Mini sommet des pays du Visegrad à Bruxelles
Les premiers ministres de Slovaquie, de République tchèque, de Pologne et de Hongrie – que l'on appelle le groupe Visegrad – se rencontrent ce matin (25 mars) en amont d'un sommet européen de deux jours à Bruxelles pour trouver des positions communes sur le futur service diplomatique de l'UE et sur les questions économiques.
Les premiers ministres de Slovaquie, de République tchèque, de Pologne et de Hongrie – que l'on appelle le groupe Visegrad – se rencontrent ce matin (25 mars) en amont d'un sommet européen de deux jours à Bruxelles pour trouver des positions communes sur le futur service diplomatique de l'UE et sur les questions économiques.
Les premiers ministres se rencontreront à l'Ambassade hongroise à Bruxelles, comme ils l'ont déjà fait à plusieurs reprises par le passé, pour coordonner leurs positions en amont du sommet de l'UE des 24 et 25 mars.
Sur leur agenda se trouve la stratégie Europe 2020 pour la croissance et l'emploi et le futur corps diplomatique de l'UE, le Service européen d'action extérieure.
Pour la première fois, le président de la Commission européenne José Manuel Barroso participera à ce mini sommet.
Pris collectivement, les 4 de Visegrad ont le même poids de vote que la France et l'Allemagne combinées.
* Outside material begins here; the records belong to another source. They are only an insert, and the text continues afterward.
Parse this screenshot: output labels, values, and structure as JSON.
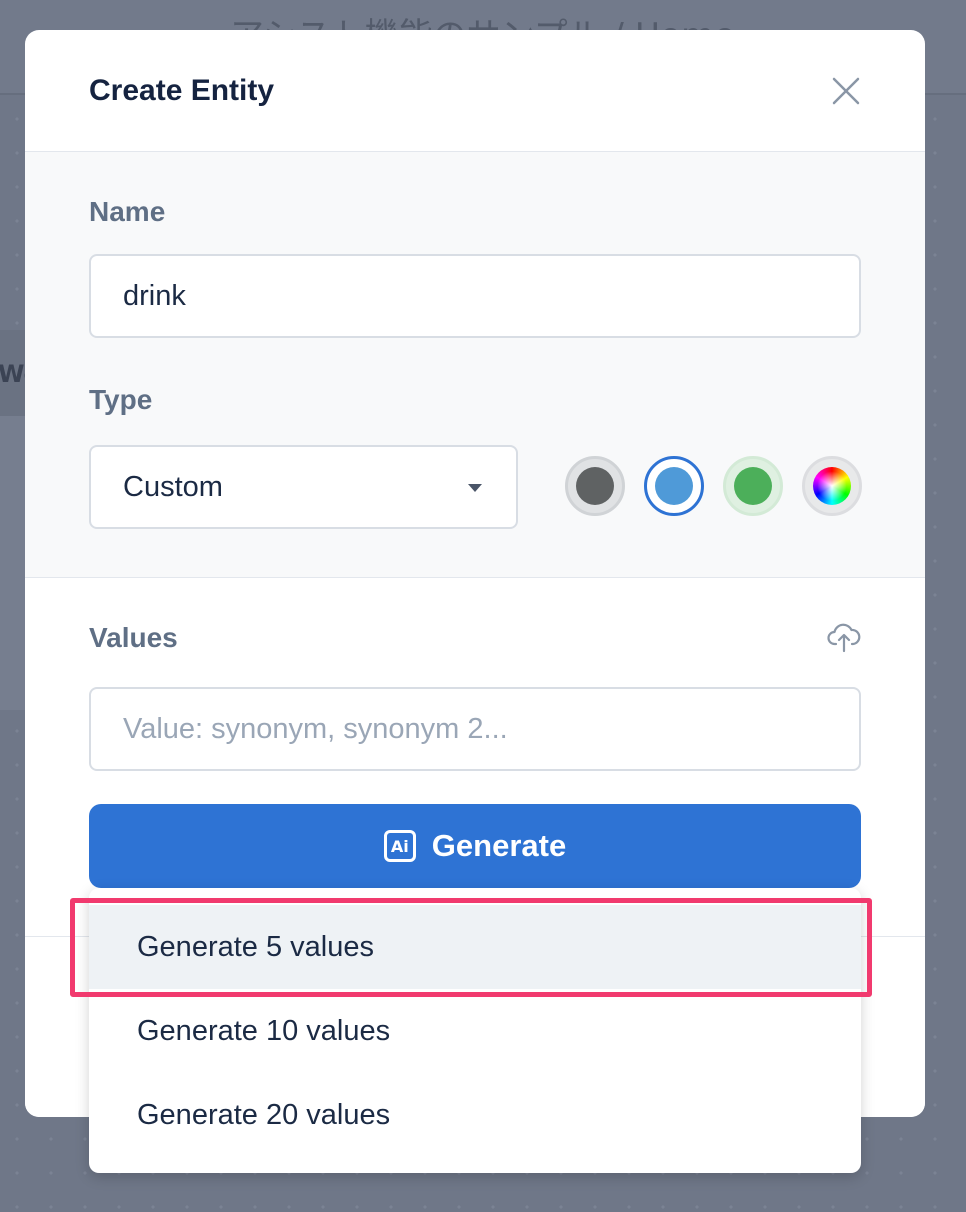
{
  "background": {
    "breadcrumb": "アシスト機能のサンプル / Home",
    "side_tab": "We"
  },
  "modal": {
    "title": "Create Entity",
    "close_icon": "close-icon",
    "name": {
      "label": "Name",
      "value": "drink"
    },
    "type": {
      "label": "Type",
      "selected": "Custom",
      "colors": [
        {
          "name": "gray",
          "hex": "#5f6263",
          "selected": false
        },
        {
          "name": "blue",
          "hex": "#4f9ad8",
          "selected": true
        },
        {
          "name": "green",
          "hex": "#4caf5a",
          "selected": false
        },
        {
          "name": "rainbow",
          "hex": "custom",
          "selected": false
        }
      ]
    },
    "values": {
      "label": "Values",
      "upload_icon": "cloud-upload-icon",
      "placeholder": "Value: synonym, synonym 2..."
    },
    "generate_button": {
      "label": "Generate",
      "icon": "ai-icon",
      "icon_text": "Ai"
    }
  },
  "dropdown": {
    "items": [
      {
        "label": "Generate 5 values",
        "active": true
      },
      {
        "label": "Generate 10 values",
        "active": false
      },
      {
        "label": "Generate 20 values",
        "active": false
      }
    ]
  },
  "colors": {
    "primary": "#2e73d4",
    "highlight": "#f13a6e",
    "overlay": "#6d7587"
  }
}
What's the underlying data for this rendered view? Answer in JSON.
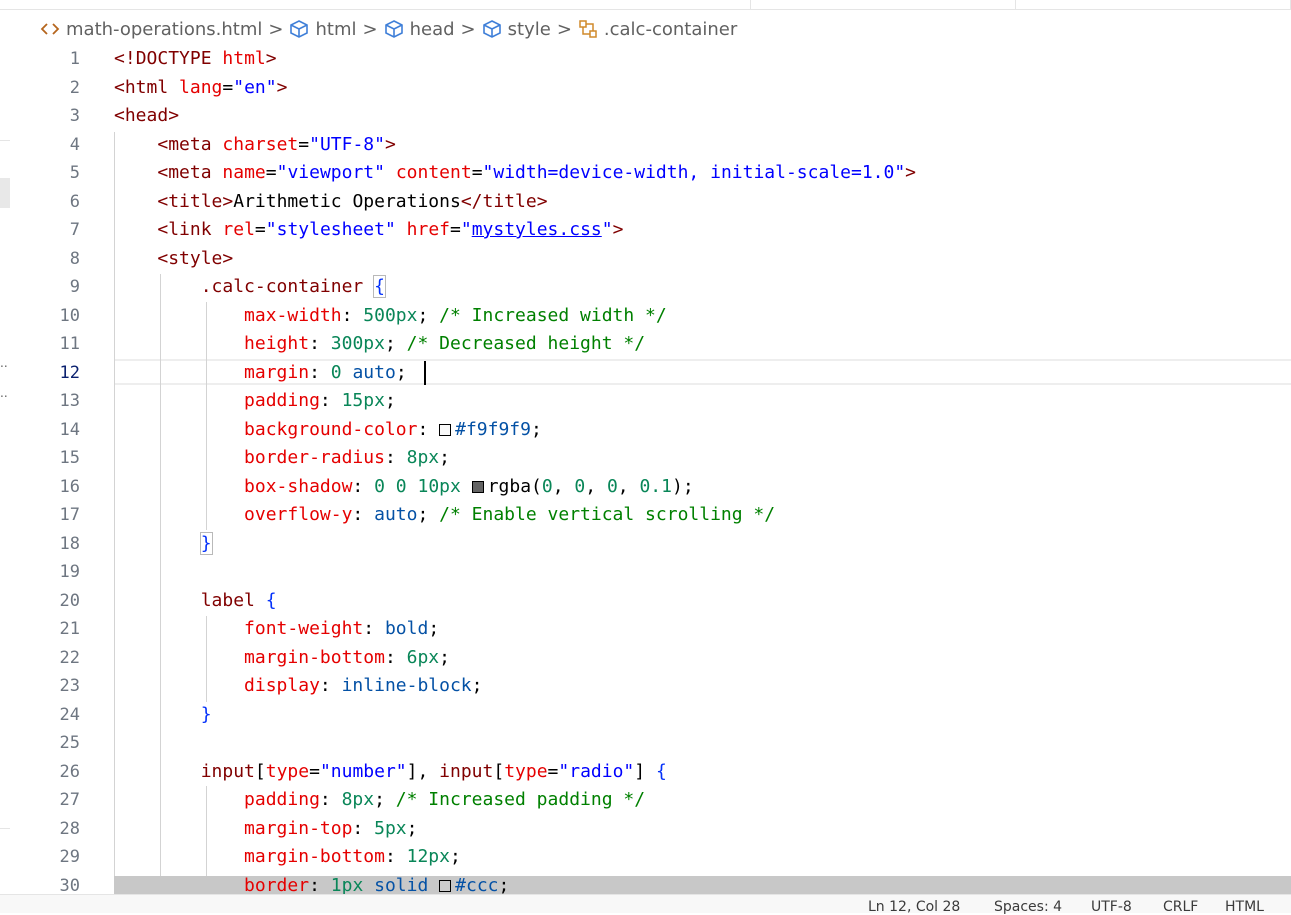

Paris et Berlin ont exprimé leur mécontentement face à ce renouveau de rencontres internes entre les 4 de Visegrad (V4) dans le contexte européen. Le groupe a tout d'abord été mis en place en 1991 par la Tchécoslovaquie, la Hongrie et la Pologne pour accélérer leur adhésion à l'UE.
Ivan Kor?ok, représentant permanent de la Slovaquie auprès de l'UE, a déclaré à EURACTIV que les pays Visegrad étaient très heureux que M. Barroso se joigne à eux.
S'exprimant auprès de notre site Internet, le diplomate a déclaré qu'une tradition avait maintenant été établie pour tenir ces réunions avant chaque sommet européen de la même manière que le font d'autres pays de l'UE.
Le mini sommet se concentrera principalement sur la stratégie Europe 2020 pour la croissance et l'emploi, récemment présentée par M. Barroso, a déclaré le diplomate (EURACTIV 03/03/10).
M. Kor?ok a précisé que les premiers ministres du V4 pourraient aussi soulever la question de "l'objectif pauvreté" destiné à réduire le nombre de personnes courant le risque de tomber dans la pauvreté. Ces personnes sont actuellement 89 millions à travers l'Europe et l'objectif vise le nombre de 20 millions.
Nos questions et doutes sont les suivants : la situation dans chaque pays concernant la pauvreté est très, très différente, a déclaré le diplomate, mettant en avant le fait que son pays, la Slovaquie, est au quatrième rang des Etats membres au regard de l'objectif de pauvreté, selon les données d'Eurostat et d'autres statistiques officielles, malgré le fait que les salaires en Slovaquie sont assez peu élevés.
Selon la méthodologie européenne, la frontière de la pauvreté est fixée à 60 % du niveau de revenu moyen, ce qui conduit à des divergences à travers l'Europe. Les salaires minimum en Europe varient de 1600 euros au Luxembourg à 132 euros en Bulgarie.
Le diplomate a expliqué qu'alors que la réduction des niveaux de pauvreté pourrait être le résultat de la nouvelle stratégie de l'UE, cette dernière ne contient aucun instrument adéquat pour parvenir à cet objectif. A ses yeux, la cohésion semble être un objectif bien plus approprié, mais il s'est plaint qu'il n'y ait pas eu assez de temps pour discuter de la stratégie depuis sa publication il y a trois semaines.
En ce qui concerne le nouveau corps diplomatique de l'UE, le Service européen d'action extérieure (SEAE), l'ambassadeur a déclaré que les pays Visegrad avaient rédigé un document de position destiné à parvenir à une représentation équilibrée des nouveaux Etats membres dans le nouveau service.
Ce que nous souhaitons éviter, c'est que survienne une situation où nous avons des doutes quant au fait que ce service est aussi le nôtre, a affirmé le diplomate.